PROCUREUR


Le métier de procureur trouve ses racines dans la grande ordonnance de Philippe le Bel de 1303, qui définit le rôle des "gens du roi" comme accusateurs chargés de rechercher la vérité et de veiller à la bonne application de la loi.
À la Belle Époque, le procureur de la République est un magistrat du ministère public, représentant l’État dans les affaires pénales. Il appartient à la magistrature debout, par opposition aux juges du siège, dits de la magistrature assise.
Le procureur exerce sous l’autorité du procureur général et du Garde des Sceaux. Il est nommé par le Président de la République, ce qui souligne son lien étroit avec le pouvoir exécutif.
Il dirige le parquet du tribunal judiciaire, composé de substituts et de vice-procureurs, et décide de l’opportunité des poursuites, du classement des affaires ou de leur renvoi devant le juge.À la Belle Époque :
Entre justice et politique
Cette période voit une judiciarisation croissante de la société, avec une montée en puissance du droit pénal comme outil de régulation sociale.
Le procureur devient un acteur stratégique dans la lutte contre les illégalismes, notamment dans le contexte de l’industrialisation, des mouvements ouvriers et des tensions politiques (affaire Dreyfus, anarchisme, etc.).
Il incarne à la fois le gardien de l’ordre public et le gestionnaire des politiques pénales, ce qui le place au cœur des débats sur l’indépendance de la justice.
Même si la grande modernisation du parquet débute surtout dans les années 1980, les fondations de cette évolution sont posées dès la Belle Époque, avec une professionnalisation accrue et une centralisation des pouvoirs judiciaires.
Le procureur commence à jouer un rôle plus actif dans la coordination des enquêtes, la gestion des affaires locales, et l’interprétation des directives nationales.

L’affaire Humbert : un scandale judiciaire à la sauce Belle Époque
Nous sommes à Paris, au tournant du XXe siècle.
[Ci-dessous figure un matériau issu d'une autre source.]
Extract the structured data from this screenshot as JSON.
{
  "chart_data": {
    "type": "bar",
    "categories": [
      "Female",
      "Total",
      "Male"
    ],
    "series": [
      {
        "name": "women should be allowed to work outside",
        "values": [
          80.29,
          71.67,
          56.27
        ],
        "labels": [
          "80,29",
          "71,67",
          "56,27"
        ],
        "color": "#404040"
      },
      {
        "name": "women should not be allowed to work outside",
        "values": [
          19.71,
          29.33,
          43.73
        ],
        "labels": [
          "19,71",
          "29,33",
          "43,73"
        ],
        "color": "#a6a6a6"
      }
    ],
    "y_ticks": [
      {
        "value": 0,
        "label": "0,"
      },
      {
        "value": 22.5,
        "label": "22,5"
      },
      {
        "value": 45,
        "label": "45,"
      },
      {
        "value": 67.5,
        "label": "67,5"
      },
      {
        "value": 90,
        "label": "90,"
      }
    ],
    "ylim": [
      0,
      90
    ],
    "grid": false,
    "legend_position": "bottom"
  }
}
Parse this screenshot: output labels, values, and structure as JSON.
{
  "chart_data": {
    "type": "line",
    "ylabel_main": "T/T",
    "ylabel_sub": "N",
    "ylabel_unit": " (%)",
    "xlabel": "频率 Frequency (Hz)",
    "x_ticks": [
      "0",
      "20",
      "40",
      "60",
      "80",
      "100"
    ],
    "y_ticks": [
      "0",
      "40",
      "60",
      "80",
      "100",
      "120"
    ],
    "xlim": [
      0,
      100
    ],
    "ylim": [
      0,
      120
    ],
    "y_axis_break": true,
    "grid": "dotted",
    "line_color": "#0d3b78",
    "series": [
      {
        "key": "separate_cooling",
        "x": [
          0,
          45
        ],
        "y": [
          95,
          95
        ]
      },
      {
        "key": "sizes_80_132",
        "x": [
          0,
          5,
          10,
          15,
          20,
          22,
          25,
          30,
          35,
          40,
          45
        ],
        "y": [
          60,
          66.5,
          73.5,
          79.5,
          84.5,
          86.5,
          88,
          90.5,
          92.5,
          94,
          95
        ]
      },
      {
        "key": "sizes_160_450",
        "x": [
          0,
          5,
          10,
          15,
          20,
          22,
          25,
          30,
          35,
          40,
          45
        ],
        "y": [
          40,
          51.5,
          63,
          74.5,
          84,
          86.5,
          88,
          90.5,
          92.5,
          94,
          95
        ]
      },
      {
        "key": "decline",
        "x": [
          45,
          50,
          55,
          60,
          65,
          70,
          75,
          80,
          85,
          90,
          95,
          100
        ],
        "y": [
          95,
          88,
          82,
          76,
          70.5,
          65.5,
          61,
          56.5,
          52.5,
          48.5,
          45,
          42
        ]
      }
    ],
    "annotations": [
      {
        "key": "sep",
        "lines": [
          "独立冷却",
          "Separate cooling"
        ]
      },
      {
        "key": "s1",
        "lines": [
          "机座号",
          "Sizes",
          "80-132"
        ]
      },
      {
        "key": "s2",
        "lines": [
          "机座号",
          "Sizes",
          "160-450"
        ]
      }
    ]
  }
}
La famille Humbert, bien introduite dans les cercles bourgeois, mène grand train. Marguerite Humbert, épouse d’un avocat influent, prétend être la dépositaire d’un coffre contenant une fortune fabuleuse léguée par un certain Henry Crawford, un riche Américain. Problème : personne n’a jamais vu ce mystérieux Crawford… ni le contenu du coffre.
Le procureur général de Paris à l’époque, Louis Baudouin, est alerté par des rumeurs persistantes. Il ouvre une enquête discrète, flairant une escroquerie d’envergure. Ce qui commence comme une simple vérification tourne vite au scandale national.
Le coffre, gardé dans une chambre scellée pendant des années, est enfin ouvert… et ne contient que des chiffons et des briques ! La famille Humbert avait escroqué des millions de francs à des banques et particuliers, en jouant sur cette prétendue succession.Procès et panache
Le procès est un événement mondain. Marguerite Humbert, grande manipulatrice, tente de séduire la presse et même les magistrats. Le procureur, implacable, démonte pièce par pièce l’arnaque. Le public est fasciné : c’est du théâtre judiciaire à grand spectacle.
La famille Humbert est condamnée, et le scandale ébranle la confiance dans les institutions financières. Le procureur, lui, sort auréolé de gloire, symbole d’une justice capable de déjouer les plus raffinées des escroqueries.